Reputation: 185
I was implementing a weighting system called TF-IDF on a set of 42000 images, each consisting 784 pixels. This is basically a 42000 by 784 matrix.
The first method I attempted made use of explicit loops and took more than 2 hours.
def tfidf(color,img_pix,img_total):
if img_pix==0:
return 0
else:
return color * np.log(img_total/img_pix)
...
result = np.array([])
for img_vec in data_matrix:
double_vec = zip(img_vec,img_pix_vec)
result_row = np.array([tfidf(x[0],x[1],img_total) for x in double_vec])
try:
result = np.vstack((result,result_row))
# first row will throw a ValueError since vstack accepts rows of same len
except ValueError:
result = result_row
The second method I attempted used numpy matrices and took less than 5 minutes.

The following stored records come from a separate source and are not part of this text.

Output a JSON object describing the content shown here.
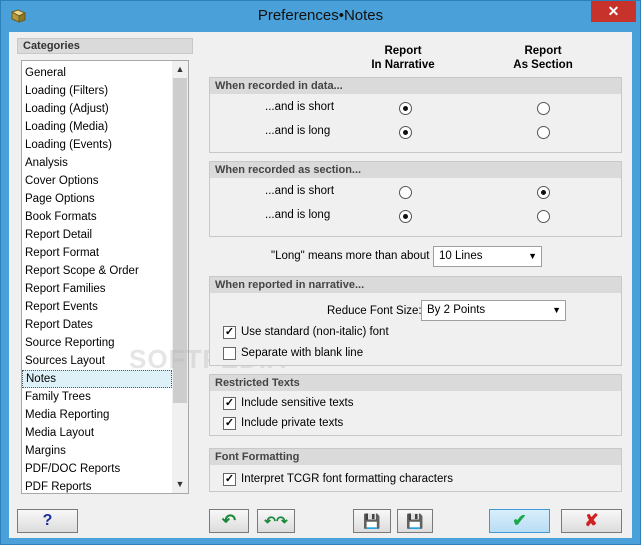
{
  "window": {
    "title": "Preferences•Notes",
    "close_label": "✕"
  },
  "categories": {
    "header": "Categories",
    "items": [
      "General",
      "Loading (Filters)",
      "Loading (Adjust)",
      "Loading (Media)",
      "Loading (Events)",
      "Analysis",
      "Cover Options",
      "Page Options",
      "Book Formats",
      "Report Detail",
      "Report Format",
      "Report Scope & Order",
      "Report Families",
      "Report Events",
      "Report Dates",
      "Source Reporting",
      "Sources Layout",
      "Notes",
      "Family Trees",
      "Media Reporting",
      "Media Layout",
      "Margins",
      "PDF/DOC Reports",
      "PDF Reports"
    ],
    "selected": "Notes"
  },
  "watermark": "SOFTPEDIA",
  "columns": {
    "narrative_line1": "Report",
    "narrative_line2": "In Narrative",
    "section_line1": "Report",
    "section_line2": "As Section"
  },
  "groups": {
    "in_data": {
      "title": "When recorded in data...",
      "short": "...and is short",
      "long": "...and is long"
    },
    "as_section": {
      "title": "When recorded as section...",
      "short": "...and is short",
      "long": "...and is long"
    }
  },
  "long_means": {
    "label": "\"Long\" means more than about",
    "value": "10 Lines"
  },
  "narrative": {
    "title": "When reported in narrative...",
    "reduce_label": "Reduce Font Size:",
    "reduce_value": "By 2 Points",
    "use_standard": "Use standard (non-italic) font",
    "separate": "Separate with blank line"
  },
  "restricted": {
    "title": "Restricted Texts",
    "sensitive": "Include sensitive texts",
    "private": "Include private texts"
  },
  "font_formatting": {
    "title": "Font Formatting",
    "interpret": "Interpret TCGR font formatting characters"
  },
  "buttons": {
    "help": "?",
    "undo": "↶",
    "undo_all": "↶↷",
    "save": "💾",
    "load": "💾",
    "ok": "✔",
    "cancel": "✘"
  },
  "colors": {
    "accent": "#4aa0d8",
    "ok_green": "#1aa84a",
    "cancel_red": "#d02020"
  }
}
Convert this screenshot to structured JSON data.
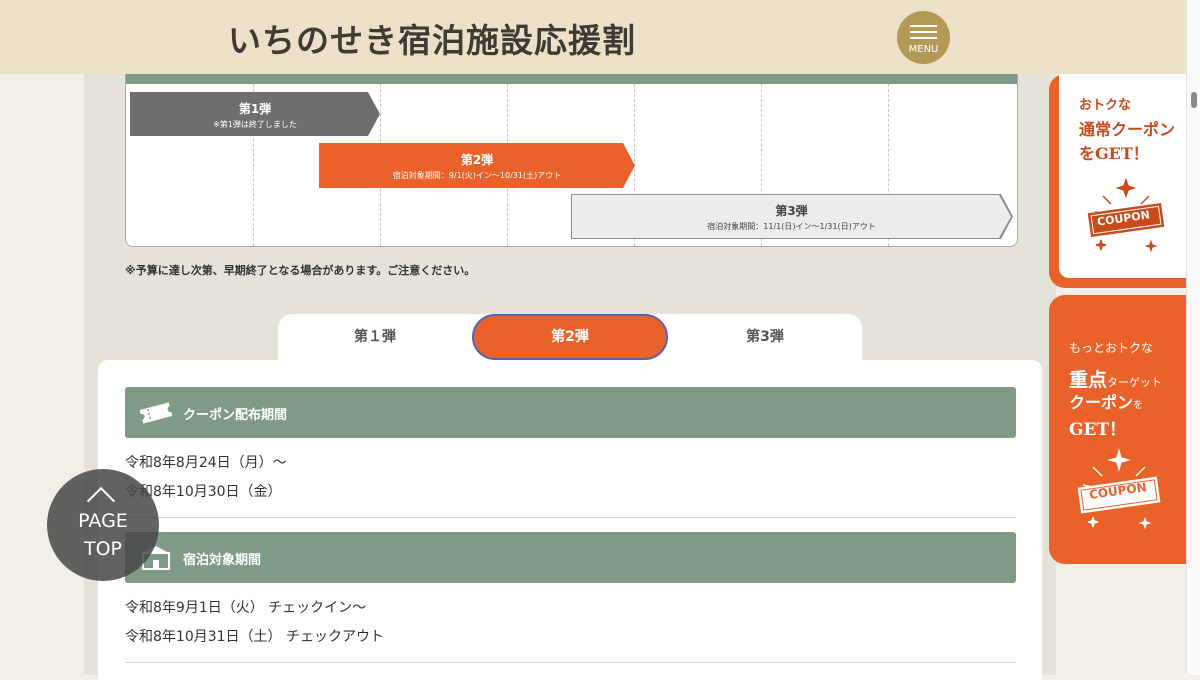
{
  "header": {
    "title": "いちのせき宿泊施設応援割",
    "menu_label": "MENU"
  },
  "schedule": {
    "phase1": {
      "title": "第1弾",
      "note": "※第1弾は終了しました"
    },
    "phase2": {
      "title": "第2弾",
      "note": "宿泊対象期間：9/1(火)イン〜10/31(土)アウト"
    },
    "phase3": {
      "title": "第3弾",
      "note": "宿泊対象期間：11/1(日)イン〜1/31(日)アウト"
    },
    "budget_note": "※予算に達し次第、早期終了となる場合があります。ご注意ください。"
  },
  "tabs": [
    {
      "label": "第１弾",
      "active": false
    },
    {
      "label": "第2弾",
      "active": true
    },
    {
      "label": "第3弾",
      "active": false
    }
  ],
  "sections": {
    "coupon_period": {
      "heading": "クーポン配布期間",
      "icon": "ticket-icon",
      "lines": [
        "令和8年8月24日（月）〜",
        "令和8年10月30日（金）"
      ]
    },
    "stay_period": {
      "heading": "宿泊対象期間",
      "icon": "hotel-icon",
      "lines": [
        "令和8年9月1日（火） チェックイン〜",
        "令和8年10月31日（土） チェックアウト"
      ]
    }
  },
  "page_top": {
    "line1": "PAGE",
    "line2": "TOP"
  },
  "banners": {
    "regular": {
      "line1": "おトクな",
      "line2": "通常クーポン",
      "line3": "をGET！",
      "badge": "COUPON"
    },
    "priority": {
      "line1": "もっとおトクな",
      "line2": "重点",
      "line2_small": "ターゲット",
      "line3": "クーポン",
      "line3_small": "を",
      "line4": "GET！",
      "badge": "COUPON"
    }
  },
  "colors": {
    "accent_orange": "#e8622a",
    "section_green": "#7f9a85",
    "header_beige": "#ece0c8",
    "menu_gold": "#b29a55"
  }
}
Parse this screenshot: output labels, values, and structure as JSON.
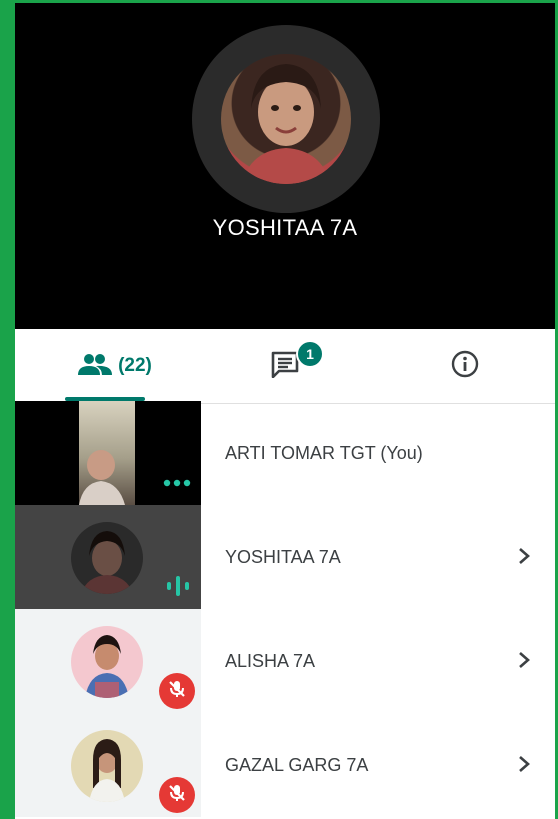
{
  "stage": {
    "speaker_name": "YOSHITAA 7A"
  },
  "tabs": {
    "people_count": "(22)",
    "chat_badge": "1"
  },
  "participants": [
    {
      "name": "ARTI TOMAR TGT (You)",
      "status": "more-dots-icon"
    },
    {
      "name": "YOSHITAA 7A",
      "status": "speaking-icon"
    },
    {
      "name": "ALISHA 7A",
      "status": "mic-off-icon"
    },
    {
      "name": "GAZAL GARG 7A",
      "status": "mic-off-icon"
    }
  ],
  "colors": {
    "accent": "#00796b",
    "border": "#1aa34a",
    "muted": "#e53935",
    "speaking": "#26c6a6"
  }
}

Note that data_matrix
, img_pix_mat
are both 42000 by 784 matrices while img_total
is a scalar.
result = data_matrix * np.log(np.divide(img_total,img_pix_mat))
I was hoping someone could explain the immense difference in speed.
The authors of the following paper entitled "The NumPy array: a structure for efficient numerical computation" (http://arxiv.org/pdf/1102.1523.pdf), state on the top of page 4 that they observe a 500 times speed increase due to vectorized computation. I'm presuming much of the speed increase I'm seeing is due to this. However, I would like to go a step further and ask why numpy
vectorized computations are that much faster than standard python loops?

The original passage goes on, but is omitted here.